As expected, PVA alone proved biocompatible on the PC-3 prostate cancer cell line (Fig. 9A); this outcome is consistent with existing literature that supports PVA as a biocompatible material, widely used in biomedical applications due to its non-toxic nature and excellent physical properties [25, 27]. A clonogenic assay was performed to assess the sustained anticancer effect, precisely 14 days post-treatment, of free RB and RB@PVA matrix. Both free RB and RB@PVA matrix produced a dose-dependent reduction in viability towards PC-3 cells, attributed entirely to the intrinsic cytotoxic properties of RB (Fig. 9B). The IC50 values for free RB and RB@PVA matrix were determined to be 2.49 and 1.19 µM respectively. The lower IC50 value of RB@PVA matrix suggests that the encapsulation of RB within the PVA matrix potentially increases the cytotoxic efficiency of RB, possibly due to improvements in cellular uptake [74, 75].
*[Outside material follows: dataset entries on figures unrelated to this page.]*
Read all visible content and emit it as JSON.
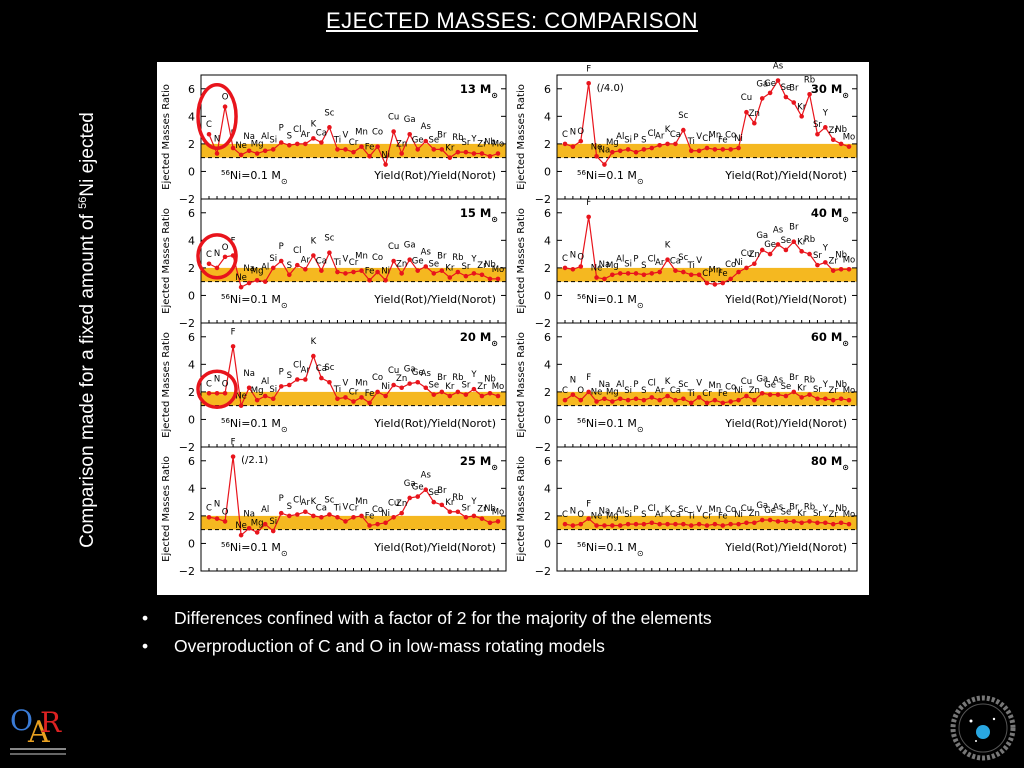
{
  "slide": {
    "title": "EJECTED MASSES: COMPARISON",
    "side_label_pre": "Comparison made for a fixed amount of ",
    "side_label_sup": "56",
    "side_label_post": "Ni ejected",
    "bullets": [
      "Differences confined with a factor of 2 for the majority of the elements",
      "Overproduction of C and O in low-mass rotating  models"
    ]
  },
  "colors": {
    "background": "#000000",
    "series": "#e8141c",
    "band": "#f5b820",
    "highlight": "#e8141c"
  },
  "chart_data": {
    "type": "line",
    "elements": [
      "C",
      "N",
      "O",
      "F",
      "Ne",
      "Na",
      "Mg",
      "Al",
      "Si",
      "P",
      "S",
      "Cl",
      "Ar",
      "K",
      "Ca",
      "Sc",
      "Ti",
      "V",
      "Cr",
      "Mn",
      "Fe",
      "Co",
      "Ni",
      "Cu",
      "Zn",
      "Ga",
      "Ge",
      "As",
      "Se",
      "Br",
      "Kr",
      "Rb",
      "Sr",
      "Y",
      "Zr",
      "Nb",
      "Mo"
    ],
    "ylabel": "Ejected Masses Ratio",
    "ylim": [
      -2,
      7
    ],
    "yticks": [
      -2,
      0,
      2,
      4,
      6
    ],
    "band": [
      1,
      2
    ],
    "reference_line": 1,
    "note": "Yield(Rot)/Yield(Norot)",
    "panels": [
      {
        "mass": "13",
        "ni_note": "=0.1 M",
        "column": "left",
        "row": 0,
        "highlight": [
          "C",
          "O"
        ],
        "values": [
          2.7,
          1.3,
          4.7,
          1.7,
          1.2,
          1.5,
          1.3,
          1.5,
          1.6,
          2.1,
          1.9,
          2.0,
          2.0,
          2.4,
          2.1,
          3.2,
          1.6,
          1.6,
          1.4,
          1.8,
          1.1,
          1.8,
          0.5,
          2.9,
          1.3,
          2.7,
          1.6,
          2.2,
          1.6,
          1.6,
          1.0,
          1.4,
          1.4,
          1.3,
          1.3,
          1.1,
          1.3
        ]
      },
      {
        "mass": "30",
        "ni_note": "=0.1 M",
        "column": "right",
        "row": 0,
        "annotation": "(/4.0)",
        "values": [
          2.0,
          1.8,
          2.2,
          6.4,
          1.1,
          0.5,
          1.4,
          1.5,
          1.6,
          1.4,
          1.6,
          1.7,
          1.9,
          2.0,
          2.0,
          3.0,
          1.5,
          1.5,
          1.7,
          1.6,
          1.6,
          1.6,
          1.7,
          4.3,
          3.5,
          5.3,
          5.7,
          6.6,
          5.4,
          5.0,
          4.0,
          5.6,
          2.7,
          3.2,
          2.3,
          2.0,
          1.8
        ]
      },
      {
        "mass": "15",
        "ni_note": "=0.1 M",
        "column": "left",
        "row": 1,
        "highlight": [
          "C",
          "O"
        ],
        "values": [
          2.3,
          2.0,
          2.8,
          2.9,
          0.6,
          0.9,
          1.1,
          1.0,
          2.0,
          2.5,
          1.5,
          2.2,
          1.9,
          2.9,
          1.8,
          3.1,
          1.7,
          1.6,
          1.7,
          1.8,
          1.1,
          1.7,
          1.1,
          2.5,
          1.6,
          2.6,
          1.8,
          2.1,
          1.6,
          1.8,
          1.3,
          1.7,
          1.4,
          1.6,
          1.5,
          1.2,
          1.2
        ]
      },
      {
        "mass": "40",
        "ni_note": "=0.1 M",
        "column": "right",
        "row": 1,
        "values": [
          2.0,
          1.9,
          2.1,
          5.7,
          1.3,
          1.2,
          1.5,
          1.6,
          1.6,
          1.6,
          1.5,
          1.6,
          1.7,
          2.6,
          1.8,
          1.7,
          1.5,
          1.5,
          0.9,
          0.8,
          0.9,
          1.2,
          1.7,
          2.0,
          2.3,
          3.3,
          3.0,
          3.7,
          3.3,
          3.9,
          3.2,
          3.0,
          2.2,
          2.4,
          1.8,
          1.9,
          1.9
        ]
      },
      {
        "mass": "20",
        "ni_note": "=0.1 M",
        "column": "left",
        "row": 2,
        "highlight": [
          "C",
          "N",
          "O"
        ],
        "values": [
          1.9,
          1.9,
          1.9,
          5.3,
          1.0,
          2.3,
          1.4,
          1.7,
          1.5,
          2.4,
          2.5,
          2.9,
          2.9,
          4.6,
          3.0,
          2.7,
          1.5,
          1.6,
          1.3,
          1.6,
          1.2,
          2.0,
          1.7,
          2.5,
          2.3,
          2.6,
          2.7,
          2.3,
          1.8,
          2.0,
          1.7,
          2.0,
          1.8,
          2.2,
          1.7,
          1.9,
          1.7
        ]
      },
      {
        "mass": "60",
        "ni_note": "=0.1 M",
        "column": "right",
        "row": 2,
        "values": [
          1.4,
          1.8,
          1.4,
          2.0,
          1.3,
          1.5,
          1.3,
          1.5,
          1.4,
          1.5,
          1.4,
          1.6,
          1.4,
          1.7,
          1.4,
          1.5,
          1.2,
          1.6,
          1.2,
          1.4,
          1.2,
          1.3,
          1.4,
          1.7,
          1.4,
          1.9,
          1.8,
          1.8,
          1.7,
          2.0,
          1.6,
          1.8,
          1.5,
          1.5,
          1.4,
          1.5,
          1.4
        ]
      },
      {
        "mass": "25",
        "ni_note": "=0.1 M",
        "column": "left",
        "row": 3,
        "annotation": "(/2.1)",
        "values": [
          1.9,
          1.8,
          1.6,
          6.3,
          0.6,
          1.1,
          0.8,
          1.4,
          0.9,
          2.2,
          2.0,
          2.1,
          2.3,
          2.0,
          1.9,
          2.1,
          1.9,
          1.6,
          1.9,
          2.0,
          1.3,
          1.4,
          1.5,
          1.9,
          2.2,
          3.3,
          3.4,
          3.9,
          3.0,
          2.8,
          2.3,
          2.3,
          1.9,
          2.0,
          1.8,
          1.5,
          1.6
        ]
      },
      {
        "mass": "80",
        "ni_note": "=0.1 M",
        "column": "right",
        "row": 3,
        "values": [
          1.4,
          1.3,
          1.4,
          1.8,
          1.3,
          1.3,
          1.3,
          1.3,
          1.4,
          1.4,
          1.4,
          1.5,
          1.4,
          1.4,
          1.4,
          1.4,
          1.3,
          1.4,
          1.3,
          1.4,
          1.3,
          1.4,
          1.4,
          1.5,
          1.5,
          1.7,
          1.7,
          1.6,
          1.6,
          1.6,
          1.5,
          1.6,
          1.5,
          1.5,
          1.4,
          1.5,
          1.4
        ]
      }
    ]
  }
}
According to the release pattern of the RB@PVA matrix from the implant and the cell viability data, it is predicted that a therapeutic concentration will be achieved within a week and sustained for several months, crucial for sustained therapeutic applications, potentially reducing the frequency of treatments and improving patient compliance. However, it is essential to note that these results are derived from in vitro studies. In vivo studies are necessary to model and validate this effect in a more physiologically relevant context. Metabolism, immune response, and tissue interactions can significantly influence therapeutic outcomes. Moreover, the assay does not account for the additional cytotoxic potential from the photodynamic effect of the RB@PVA matrix. When exposed to light, RB can generate reactive oxygen species (ROS), which can cause further damage to cancer cells. Thus, the combined intrinsic and photodynamic cytotoxicity of the RB@PVA matrix could potentially lead to a more pronounced therapeutic effect, making it a promising candidate for combined cancer therapy.

Conclusions

This study reported developing and characterising a novel drug delivery system comprising RB@PVA matrix within 3D printed PCL/PLA implants for local and sustained cancer treatment. The encapsulation of RB within the PVA matrix achieved a loading efficiency of 77.34 ± 1.53%. Including the implant facilitated the controlled drug release over 90 days, maintaining effective drug concentrations at the tumour site. The RB@PVA matrix demonstrated cytotoxicity against PC-3 prostate cancer cells, with an IC50 value of 1.19 µM compared to 2.49 µM for free RB, indicating enhanced efficacy. Physicochemical and mechanical characterisations revealed interactions between RB and PVA, and the mechanical testing showed increased stiffness of the PVA matrix upon RB incorporation. The in vitro dissolution and release studies confirmed the ability of the implant to provide sustained RB release, reducing the need for frequent drug administration and potentially improving patient compliance. The innovative RB@PVA matrix-loaded implants significantly advance local cancer therapy by providing sustained drug release, enhancing therapeutic efficacy, and minimising systemic toxicity. These findings suggest that implantable devices could reduce the frequency of painful administrations associated with cancer treatments and improve patient outcomes. However, to fully validate the in vitro results and explore the clinical potential of this novel drug delivery system, future in vivo studies are warranted. These studies are essential for assessing implant materials’ long-term biocompatibility, degradation behaviour, and overall safety within a physiological environment. In vivo research will also be crucial for determining any potential adverse reactions, the material degradation rate, and the implants’ sustained efficacy over extended periods. In summary, this research presents a promising approach for enhancing cancer treatment through localised and sustained drug delivery, potentially leading to more effective and less toxic therapeutic options for patients. Integrating in vivo studies in future research will be critical to advancing this system towards clinical application.